甲状腺疾病在肢端肥大症患者中很常见。本研究旨在评估单中心随访的肢端肥大症患者的甲状腺疾病和甲状腺癌。从医院记录中回顾性检索了 92 例肢端肥大症(43 名男性,49 名女性)患者的 12 年以上的数据。记录了每位患者的性别、年龄、体重和身高、肢端肥大症持续时间、肢端肥大症诊断年龄、肢端肥大症治疗方法和甲状腺疾病史、血清 GH、IGF-1、甲状腺功能检查、甲状腺超声(US)、甲状腺闪烁扫描和甲状腺细针抽吸活检(FNAB)结果。患者的平均年龄为 43.9 ± 10.8 岁,平均病程为 12 ± 6.9 年。在治疗后随访期间,64 例触诊有结节性或弥漫性甲状腺肿的患者进行了甲状腺 US 检查,其中 44 例(47.8%)患者发现了结节。对 64 例甲状腺 US 结果和甲状腺功能检查的患者(包括 26 例 FNAB 患者)进行了最终诊断:31 例(48.4%)良性多结节性甲状腺肿(MNG)、6 例(9.4%)单纯性结节性甲状腺肿、1 例(1.6%)毒性 MNG、1 例(1.6%)Hurthle 细胞腺瘤和 5 例(7.8%)分化型甲状腺癌。此外,9 例(14.1%)患者有弥漫性甲状腺肿。1 例弥漫性甲状腺肿患者有胺碘酮诱导的甲状腺毒症。

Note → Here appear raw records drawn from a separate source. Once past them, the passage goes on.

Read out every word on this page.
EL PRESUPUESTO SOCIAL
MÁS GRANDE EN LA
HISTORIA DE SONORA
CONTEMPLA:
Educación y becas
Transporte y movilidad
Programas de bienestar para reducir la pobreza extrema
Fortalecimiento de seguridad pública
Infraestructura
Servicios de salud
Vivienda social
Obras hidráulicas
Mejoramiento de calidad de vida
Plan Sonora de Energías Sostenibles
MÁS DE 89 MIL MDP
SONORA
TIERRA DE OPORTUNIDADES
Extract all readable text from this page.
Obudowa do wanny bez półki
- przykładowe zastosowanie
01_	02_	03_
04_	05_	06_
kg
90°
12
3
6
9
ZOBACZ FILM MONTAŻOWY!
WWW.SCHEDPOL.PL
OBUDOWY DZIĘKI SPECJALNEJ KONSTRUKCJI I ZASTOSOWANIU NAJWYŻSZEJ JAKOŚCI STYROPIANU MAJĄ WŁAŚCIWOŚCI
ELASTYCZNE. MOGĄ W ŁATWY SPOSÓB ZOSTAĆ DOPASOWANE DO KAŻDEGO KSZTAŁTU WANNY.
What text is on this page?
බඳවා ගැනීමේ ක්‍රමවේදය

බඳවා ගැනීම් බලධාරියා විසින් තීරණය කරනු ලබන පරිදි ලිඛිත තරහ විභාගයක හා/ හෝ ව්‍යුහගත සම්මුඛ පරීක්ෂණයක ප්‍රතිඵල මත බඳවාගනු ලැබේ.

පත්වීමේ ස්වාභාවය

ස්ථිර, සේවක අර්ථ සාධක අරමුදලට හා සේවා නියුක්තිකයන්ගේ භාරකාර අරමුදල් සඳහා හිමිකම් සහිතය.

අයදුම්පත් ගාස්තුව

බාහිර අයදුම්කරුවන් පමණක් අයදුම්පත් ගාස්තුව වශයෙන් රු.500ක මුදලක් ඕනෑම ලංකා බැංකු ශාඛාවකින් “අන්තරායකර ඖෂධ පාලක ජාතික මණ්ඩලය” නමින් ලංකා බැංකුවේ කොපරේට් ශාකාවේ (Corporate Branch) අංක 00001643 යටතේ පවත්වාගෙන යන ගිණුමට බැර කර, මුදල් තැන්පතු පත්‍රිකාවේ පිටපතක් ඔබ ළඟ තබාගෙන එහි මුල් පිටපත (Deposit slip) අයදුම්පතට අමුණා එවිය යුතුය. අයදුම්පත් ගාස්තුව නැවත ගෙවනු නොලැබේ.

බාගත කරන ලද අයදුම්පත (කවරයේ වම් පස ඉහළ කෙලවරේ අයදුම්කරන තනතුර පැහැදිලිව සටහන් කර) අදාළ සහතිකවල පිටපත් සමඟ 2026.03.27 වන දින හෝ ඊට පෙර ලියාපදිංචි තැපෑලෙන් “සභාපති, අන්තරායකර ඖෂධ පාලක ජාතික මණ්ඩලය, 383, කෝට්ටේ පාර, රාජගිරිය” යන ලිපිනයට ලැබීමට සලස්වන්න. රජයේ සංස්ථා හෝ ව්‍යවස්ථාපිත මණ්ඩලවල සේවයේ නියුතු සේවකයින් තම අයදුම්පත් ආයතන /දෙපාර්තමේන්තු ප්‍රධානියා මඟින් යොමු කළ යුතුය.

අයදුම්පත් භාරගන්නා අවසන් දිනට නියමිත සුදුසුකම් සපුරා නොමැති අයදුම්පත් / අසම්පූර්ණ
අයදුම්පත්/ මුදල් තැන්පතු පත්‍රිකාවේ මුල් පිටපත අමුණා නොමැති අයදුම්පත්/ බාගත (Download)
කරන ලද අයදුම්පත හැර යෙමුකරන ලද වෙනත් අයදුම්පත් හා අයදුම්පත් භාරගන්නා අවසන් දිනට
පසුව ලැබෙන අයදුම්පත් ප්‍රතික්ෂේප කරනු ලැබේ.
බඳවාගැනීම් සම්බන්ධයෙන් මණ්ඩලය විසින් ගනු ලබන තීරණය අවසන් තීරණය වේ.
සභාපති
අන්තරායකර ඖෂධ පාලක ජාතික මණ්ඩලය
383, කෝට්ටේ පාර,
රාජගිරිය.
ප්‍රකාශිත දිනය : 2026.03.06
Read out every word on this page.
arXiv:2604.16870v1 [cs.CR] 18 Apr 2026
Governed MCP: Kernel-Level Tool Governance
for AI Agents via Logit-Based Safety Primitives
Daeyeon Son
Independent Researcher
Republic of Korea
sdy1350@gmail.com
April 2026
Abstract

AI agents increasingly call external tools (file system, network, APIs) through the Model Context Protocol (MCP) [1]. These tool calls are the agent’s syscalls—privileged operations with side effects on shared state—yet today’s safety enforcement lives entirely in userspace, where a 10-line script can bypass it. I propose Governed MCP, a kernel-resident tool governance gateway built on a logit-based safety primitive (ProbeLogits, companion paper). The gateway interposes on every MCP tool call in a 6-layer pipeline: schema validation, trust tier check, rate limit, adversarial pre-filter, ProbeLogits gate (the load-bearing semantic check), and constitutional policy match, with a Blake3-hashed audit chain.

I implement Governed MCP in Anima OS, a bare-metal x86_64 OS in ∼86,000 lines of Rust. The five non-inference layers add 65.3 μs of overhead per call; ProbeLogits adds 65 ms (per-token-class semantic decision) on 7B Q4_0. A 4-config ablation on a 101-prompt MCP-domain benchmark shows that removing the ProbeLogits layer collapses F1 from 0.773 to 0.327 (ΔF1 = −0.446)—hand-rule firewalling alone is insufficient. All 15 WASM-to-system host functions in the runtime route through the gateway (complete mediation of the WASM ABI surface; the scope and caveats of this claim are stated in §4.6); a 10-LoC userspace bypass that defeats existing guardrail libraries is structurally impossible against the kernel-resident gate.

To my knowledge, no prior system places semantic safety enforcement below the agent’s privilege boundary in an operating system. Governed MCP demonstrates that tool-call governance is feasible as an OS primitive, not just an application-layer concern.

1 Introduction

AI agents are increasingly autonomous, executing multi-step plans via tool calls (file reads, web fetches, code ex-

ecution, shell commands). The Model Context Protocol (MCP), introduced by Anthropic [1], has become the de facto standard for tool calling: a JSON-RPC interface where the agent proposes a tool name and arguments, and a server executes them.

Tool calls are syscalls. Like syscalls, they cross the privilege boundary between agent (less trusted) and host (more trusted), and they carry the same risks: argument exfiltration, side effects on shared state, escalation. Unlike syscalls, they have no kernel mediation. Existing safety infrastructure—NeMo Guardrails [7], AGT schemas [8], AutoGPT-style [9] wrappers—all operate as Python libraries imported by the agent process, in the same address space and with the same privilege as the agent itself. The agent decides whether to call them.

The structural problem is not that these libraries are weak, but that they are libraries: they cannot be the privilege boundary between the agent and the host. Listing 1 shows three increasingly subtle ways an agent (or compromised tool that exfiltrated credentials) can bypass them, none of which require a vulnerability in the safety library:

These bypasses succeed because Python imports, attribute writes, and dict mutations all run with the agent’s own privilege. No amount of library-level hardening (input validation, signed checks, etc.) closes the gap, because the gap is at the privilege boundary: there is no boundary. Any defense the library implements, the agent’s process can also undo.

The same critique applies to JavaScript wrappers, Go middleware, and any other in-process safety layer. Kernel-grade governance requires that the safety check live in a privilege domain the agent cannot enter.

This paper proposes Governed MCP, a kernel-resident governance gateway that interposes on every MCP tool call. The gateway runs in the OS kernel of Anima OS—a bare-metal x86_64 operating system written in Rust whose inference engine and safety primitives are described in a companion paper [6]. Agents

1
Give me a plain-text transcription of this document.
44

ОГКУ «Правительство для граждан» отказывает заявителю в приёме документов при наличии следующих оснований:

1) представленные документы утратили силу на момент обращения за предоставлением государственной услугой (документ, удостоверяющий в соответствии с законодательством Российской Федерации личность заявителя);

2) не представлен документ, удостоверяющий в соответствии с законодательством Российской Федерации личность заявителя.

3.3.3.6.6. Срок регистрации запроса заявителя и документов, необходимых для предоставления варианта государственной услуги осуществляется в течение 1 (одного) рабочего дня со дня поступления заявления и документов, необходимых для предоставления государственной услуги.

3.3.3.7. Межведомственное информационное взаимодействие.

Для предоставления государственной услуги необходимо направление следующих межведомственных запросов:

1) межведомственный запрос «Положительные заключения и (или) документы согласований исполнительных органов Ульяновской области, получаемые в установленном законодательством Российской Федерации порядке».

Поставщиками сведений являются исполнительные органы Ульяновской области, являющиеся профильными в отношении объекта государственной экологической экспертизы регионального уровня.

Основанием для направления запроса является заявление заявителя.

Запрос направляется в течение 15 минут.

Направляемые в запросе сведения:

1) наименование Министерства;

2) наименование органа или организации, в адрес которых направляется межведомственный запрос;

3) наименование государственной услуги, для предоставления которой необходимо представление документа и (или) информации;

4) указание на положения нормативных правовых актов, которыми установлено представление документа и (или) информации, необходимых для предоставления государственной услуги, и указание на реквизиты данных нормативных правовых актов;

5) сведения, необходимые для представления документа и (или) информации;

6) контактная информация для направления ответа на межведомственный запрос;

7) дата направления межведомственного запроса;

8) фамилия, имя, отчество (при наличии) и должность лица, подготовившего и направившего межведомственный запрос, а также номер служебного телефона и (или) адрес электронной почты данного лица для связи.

11 例(17.1%)患者甲状腺 US 正常,无其他甲状腺疾病。有结节的患者病程较无结节的患者长(14.2 ± 6.6 岁比 9.4 ± 3.4 岁,p = 0.043)。甲状腺体积与治疗后 GH 和 IGF-1 水平呈正相关(r = 0.309,p = 0.041 和 r = 0.423,p = 0.004)。我们发现,我们的肢端肥大症患者中有 7.8%的患者经甲状腺 US 检查被诊断为甲状腺癌。因此,肢端肥大症患者必须被视为甲状腺癌发生的高危人群,必须密切随访甲状腺结节和肿瘤。